Menurut Bhukori, untuk mewujudkan hal itu tidak perlu sampai dilakukan secara eksesif, misalnya melalui intervensi negara yang mencampuri hingga urusan teknis soal peribadatan.
"Cukup berangkat dari rasa kesadaran dan keterbukaan pikiran masyarakat, khususnya bagi pihak takmir masjid atau pengurus DKM,” ujarnya.
Terkait dengan pentingnya mendukung inisiasi masyarakat dalam mewujudkan harmoni sosial, Bukhori lantas mengambil contoh inisiatif baik yang dilakukan oleh umat Islam di Bali yang tidak menggunakan pengeras suara ketika umat Hindu memperingati Hari Raya Nyepi dalam rangka penghormatan dan toleransi.

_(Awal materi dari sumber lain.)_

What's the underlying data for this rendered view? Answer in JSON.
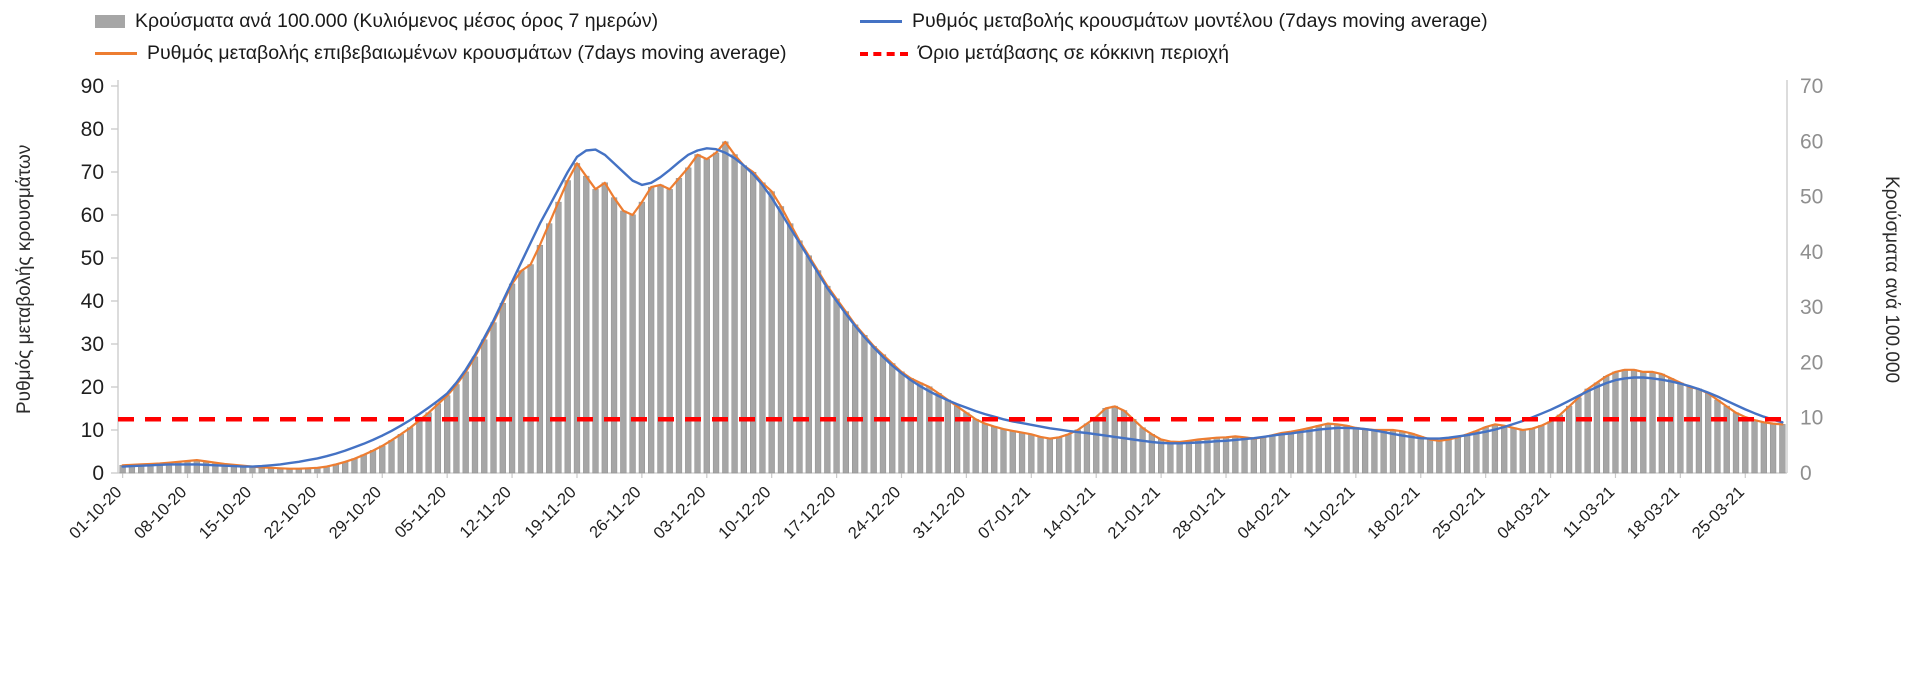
{
  "page": {
    "background": "#ffffff"
  },
  "chart_data": {
    "type": "bar",
    "grid": false,
    "legend_position": "top",
    "n_points": 180,
    "x_start_label": "01-10-20",
    "x_tick_every_days": 7,
    "x_tick_labels": [
      "01-10-20",
      "08-10-20",
      "15-10-20",
      "22-10-20",
      "29-10-20",
      "05-11-20",
      "12-11-20",
      "19-11-20",
      "26-11-20",
      "03-12-20",
      "10-12-20",
      "17-12-20",
      "24-12-20",
      "31-12-20",
      "07-01-21",
      "14-01-21",
      "21-01-21",
      "28-01-21",
      "04-02-21",
      "11-02-21",
      "18-02-21",
      "25-02-21",
      "04-03-21",
      "11-03-21",
      "18-03-21",
      "25-03-21"
    ],
    "left_axis": {
      "title": "Ρυθμός μεταβολής κρουσμάτων",
      "min": 0,
      "max": 90,
      "ticks": [
        0,
        10,
        20,
        30,
        40,
        50,
        60,
        70,
        80,
        90
      ]
    },
    "right_axis": {
      "title": "Κρούσματα ανά 100.000",
      "min": 0,
      "max": 70,
      "ticks": [
        0,
        10,
        20,
        30,
        40,
        50,
        60,
        70
      ]
    },
    "series": [
      {
        "name": "Κρούσματα ανά 100.000 (Κυλιόμενος μέσος όρος 7 ημερών)",
        "kind": "bar",
        "axis": "right",
        "color": "#a6a6a6",
        "values": [
          1.4,
          1.5,
          1.6,
          1.6,
          1.7,
          1.9,
          2.0,
          2.2,
          2.3,
          2.1,
          1.9,
          1.6,
          1.5,
          1.3,
          1.2,
          1.0,
          0.9,
          0.9,
          0.8,
          0.8,
          0.9,
          0.9,
          1.2,
          1.6,
          2.0,
          2.6,
          3.3,
          4.1,
          4.9,
          5.9,
          7.0,
          8.2,
          9.5,
          10.9,
          12.5,
          14.0,
          16.0,
          18.3,
          21.0,
          24.1,
          27.2,
          30.7,
          34.2,
          36.6,
          37.7,
          41.2,
          45.1,
          49.0,
          52.9,
          56.0,
          53.7,
          51.3,
          52.5,
          49.8,
          47.4,
          46.7,
          49.0,
          51.7,
          52.1,
          51.3,
          53.3,
          55.2,
          57.6,
          56.8,
          57.9,
          59.9,
          57.6,
          55.6,
          54.4,
          52.5,
          50.9,
          48.2,
          45.1,
          42.0,
          39.3,
          36.6,
          33.8,
          31.5,
          29.2,
          26.8,
          24.9,
          22.9,
          21.4,
          19.8,
          18.3,
          17.1,
          16.3,
          15.6,
          14.4,
          13.2,
          12.1,
          10.9,
          9.7,
          8.9,
          8.4,
          7.9,
          7.6,
          7.3,
          7.0,
          6.5,
          6.2,
          6.5,
          7.0,
          7.8,
          8.9,
          10.1,
          11.7,
          12.1,
          11.3,
          9.7,
          8.2,
          7.0,
          6.1,
          5.7,
          5.6,
          5.8,
          6.1,
          6.2,
          6.4,
          6.5,
          6.6,
          6.5,
          6.2,
          6.5,
          6.8,
          7.2,
          7.5,
          7.8,
          8.2,
          8.6,
          8.9,
          8.8,
          8.6,
          8.2,
          7.9,
          7.8,
          7.8,
          7.8,
          7.5,
          7.2,
          6.6,
          6.1,
          5.8,
          6.1,
          6.5,
          7.0,
          7.6,
          8.3,
          8.8,
          8.6,
          8.2,
          7.8,
          8.0,
          8.6,
          9.3,
          10.5,
          12.1,
          13.6,
          15.2,
          16.3,
          17.5,
          18.3,
          18.7,
          18.7,
          18.3,
          18.3,
          17.9,
          17.1,
          16.3,
          15.6,
          15.2,
          14.4,
          13.2,
          12.1,
          10.9,
          10.1,
          9.6,
          9.2,
          8.9,
          8.8
        ]
      },
      {
        "name": "Ρυθμός μεταβολής επιβεβαιωμένων κρουσμάτων (7days moving average)",
        "kind": "line",
        "axis": "left",
        "color": "#ed7d31",
        "values": [
          1.8,
          1.9,
          2.0,
          2.1,
          2.2,
          2.4,
          2.6,
          2.8,
          3.0,
          2.7,
          2.4,
          2.1,
          1.9,
          1.7,
          1.5,
          1.3,
          1.2,
          1.1,
          1.0,
          1.0,
          1.1,
          1.2,
          1.5,
          2.0,
          2.6,
          3.3,
          4.2,
          5.2,
          6.3,
          7.6,
          9.0,
          10.5,
          12.2,
          14.0,
          16.0,
          18.0,
          20.5,
          23.5,
          27.0,
          31.0,
          35.0,
          39.5,
          44.0,
          47.0,
          48.5,
          53.0,
          58.0,
          63.0,
          68.0,
          72.0,
          69.0,
          66.0,
          67.5,
          64.0,
          61.0,
          60.0,
          63.0,
          66.5,
          67.0,
          66.0,
          68.5,
          71.0,
          74.0,
          73.0,
          74.5,
          77.0,
          74.0,
          71.5,
          70.0,
          67.5,
          65.5,
          62.0,
          58.0,
          54.0,
          50.5,
          47.0,
          43.5,
          40.5,
          37.5,
          34.5,
          32.0,
          29.5,
          27.5,
          25.5,
          23.5,
          22.0,
          21.0,
          20.0,
          18.5,
          17.0,
          15.5,
          14.0,
          12.5,
          11.5,
          10.8,
          10.2,
          9.8,
          9.4,
          9.0,
          8.4,
          8.0,
          8.3,
          9.0,
          10.0,
          11.5,
          13.0,
          15.0,
          15.5,
          14.5,
          12.5,
          10.5,
          9.0,
          7.8,
          7.3,
          7.2,
          7.5,
          7.8,
          8.0,
          8.2,
          8.3,
          8.5,
          8.3,
          8.0,
          8.3,
          8.8,
          9.3,
          9.6,
          10.0,
          10.5,
          11.0,
          11.5,
          11.3,
          11.0,
          10.5,
          10.2,
          10.0,
          10.0,
          10.0,
          9.7,
          9.2,
          8.5,
          7.8,
          7.5,
          7.8,
          8.3,
          9.0,
          9.8,
          10.7,
          11.3,
          11.0,
          10.5,
          10.0,
          10.3,
          11.0,
          12.0,
          13.5,
          15.5,
          17.5,
          19.5,
          21.0,
          22.5,
          23.5,
          24.0,
          24.0,
          23.5,
          23.5,
          23.0,
          22.0,
          21.0,
          20.0,
          19.5,
          18.5,
          17.0,
          15.5,
          14.0,
          13.0,
          12.3,
          11.8,
          11.5,
          11.3
        ]
      },
      {
        "name": "Ρυθμός μεταβολής κρουσμάτων μοντέλου (7days moving average)",
        "kind": "line",
        "axis": "left",
        "color": "#4472c4",
        "values": [
          1.5,
          1.6,
          1.7,
          1.8,
          1.9,
          2.0,
          2.0,
          2.0,
          2.0,
          1.9,
          1.8,
          1.7,
          1.6,
          1.5,
          1.5,
          1.6,
          1.8,
          2.0,
          2.3,
          2.6,
          3.0,
          3.4,
          3.9,
          4.5,
          5.2,
          6.0,
          6.8,
          7.7,
          8.7,
          9.8,
          11.0,
          12.3,
          13.7,
          15.2,
          16.8,
          18.5,
          21.0,
          24.0,
          27.5,
          31.5,
          35.5,
          40.0,
          44.5,
          49.0,
          53.5,
          58.0,
          62.0,
          66.0,
          70.0,
          73.5,
          75.0,
          75.2,
          74.0,
          72.0,
          70.0,
          68.0,
          67.0,
          67.5,
          68.8,
          70.5,
          72.3,
          74.0,
          75.0,
          75.5,
          75.3,
          74.5,
          73.2,
          71.5,
          69.5,
          67.0,
          64.0,
          60.5,
          57.0,
          53.5,
          50.0,
          46.5,
          43.0,
          40.0,
          37.0,
          34.2,
          31.6,
          29.2,
          27.0,
          25.0,
          23.2,
          21.6,
          20.2,
          19.0,
          17.9,
          16.9,
          16.0,
          15.2,
          14.4,
          13.7,
          13.1,
          12.5,
          12.0,
          11.6,
          11.2,
          10.8,
          10.4,
          10.1,
          9.8,
          9.5,
          9.3,
          9.0,
          8.7,
          8.4,
          8.1,
          7.8,
          7.5,
          7.2,
          7.0,
          6.9,
          6.9,
          7.0,
          7.1,
          7.2,
          7.4,
          7.5,
          7.7,
          7.9,
          8.1,
          8.4,
          8.7,
          9.0,
          9.2,
          9.5,
          9.8,
          10.1,
          10.3,
          10.5,
          10.5,
          10.4,
          10.2,
          9.9,
          9.5,
          9.1,
          8.7,
          8.4,
          8.1,
          8.0,
          8.0,
          8.2,
          8.5,
          8.8,
          9.2,
          9.6,
          10.1,
          10.7,
          11.4,
          12.1,
          12.9,
          13.8,
          14.7,
          15.7,
          16.8,
          17.9,
          19.0,
          20.0,
          20.9,
          21.6,
          22.0,
          22.2,
          22.2,
          22.0,
          21.7,
          21.3,
          20.8,
          20.2,
          19.5,
          18.7,
          17.8,
          16.8,
          15.8,
          14.8,
          13.9,
          13.1,
          12.4,
          11.8
        ]
      },
      {
        "name": "Όριο μετάβασης σε κόκκινη περιοχή",
        "kind": "threshold",
        "axis": "left",
        "color": "#ff0000",
        "value": 12.5
      }
    ],
    "legend": [
      {
        "label": "Κρούσματα ανά 100.000 (Κυλιόμενος μέσος όρος 7 ημερών)",
        "swatch": "bar",
        "color": "#a6a6a6"
      },
      {
        "label": "Ρυθμός μεταβολής κρουσμάτων μοντέλου (7days moving average)",
        "swatch": "line",
        "color": "#4472c4"
      },
      {
        "label": "Ρυθμός μεταβολής επιβεβαιωμένων κρουσμάτων (7days moving average)",
        "swatch": "line",
        "color": "#ed7d31"
      },
      {
        "label": "Όριο μετάβασης σε κόκκινη περιοχή",
        "swatch": "dashed-line",
        "color": "#ff0000"
      }
    ]
  }
}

Begitupun sebaliknya, dengan umat Hindu yang memaklumi penggunaan pengeras suara yang bersahutan oleh sejumlah masjid di Bali ketika menyambut peringatan Hari Raya Idul Fitri/Adha meskipun jumlah penganut muslim di sana adalah minoritas.
Jangan Aturan Itu Dipaksakan
Anggota Badan Legislasi DPR itu juga menekankan, pengaturan pengeras suara tidak boleh disertai unsur pemaksaan, tetapi membutuhkan pendekatan dari hati ke hati. Menurutnya, bagi pihak yang merasa terusik dapat menyampaikan rasa keberatannya secara santun kepada pihak takmir.
Begitu pun halnya dengan pihak takmir yang diharapkan untuk pengertian, bijaksana, dan berjiwa besar dalam merespons dinamika masyarakat yang terdampak oleh pengeras suara masjid atau musala dengan merumuskan jalan keluar yang humanis. Tetapi tidak mengurangi esensi syiar agama sedikit pun.
“Kuncinya adalah menyerahkan urusan ini kepada masyarakat untuk mengaturnya melalui tradisi atau musyawarah mengingat setiap kampung/daerah berbeda kondisi sosio-kulturalnya antara satu dengan yang lainnya,” imbuhnya.